United Nations Intergovernmental Panel on Climate Change lead author Hans von Storch told Der Spiegel that climate models are having a difficult time replicating the lack of global warming during the past 15 years.
“So far, no one has been able to provide a compelling answer to why climate change seems to be taking a break,” said Storch
Storch said the models say the planet should be warming much more than it has.
“According to most climate models, we should have seen temperatures rise by around 0.25 degrees Celsius (0.45 degrees Fahrenheit) over the past 10 years. That hasn’t happened. In fact, the increase over the last 15 years was just 0.06 degrees Celsius (0.11 degrees Fahrenheit) — a value very close to zero,” Storch observed. “This is a serious scientific problem that the Intergovernmental Panel on Climate Change (IPCC) will have to confront when it presents its next Assessment Report late next year.
Storch explained that IPCC may have to revise its climate models to reflect real-world climate conditions.
“At my institute, we analyzed how often such a 15-year stagnation in global warming occurred in the simulations.
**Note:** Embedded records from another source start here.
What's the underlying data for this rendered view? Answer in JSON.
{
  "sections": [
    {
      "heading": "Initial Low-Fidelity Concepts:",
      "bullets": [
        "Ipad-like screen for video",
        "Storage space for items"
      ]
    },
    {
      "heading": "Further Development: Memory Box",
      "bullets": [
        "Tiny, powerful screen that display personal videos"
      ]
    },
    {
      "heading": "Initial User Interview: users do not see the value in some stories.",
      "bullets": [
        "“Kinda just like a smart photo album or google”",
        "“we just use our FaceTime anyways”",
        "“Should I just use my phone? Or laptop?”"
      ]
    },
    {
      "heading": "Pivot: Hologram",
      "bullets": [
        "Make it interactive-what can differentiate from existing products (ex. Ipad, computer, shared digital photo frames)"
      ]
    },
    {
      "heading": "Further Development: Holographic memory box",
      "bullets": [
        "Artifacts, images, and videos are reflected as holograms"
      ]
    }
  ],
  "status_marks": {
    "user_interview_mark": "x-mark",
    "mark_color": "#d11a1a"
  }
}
The answer was: in under 2 percent of all the times we ran the simulation. In other words, over 98 percent of forecasts show CO2 emissions as high as we have had in recent years leading to more of a temperature increase,” Storch noted.
“If things continue as they have been, in five years, at the latest, we will need to acknowledge that something is fundamentally wrong with our climate models. A 20-year pause in global warming does not occur in a single modeled scenario. But even today, we are finding it very difficult to reconcile actual temperature trends with our expectations,” Storch explained.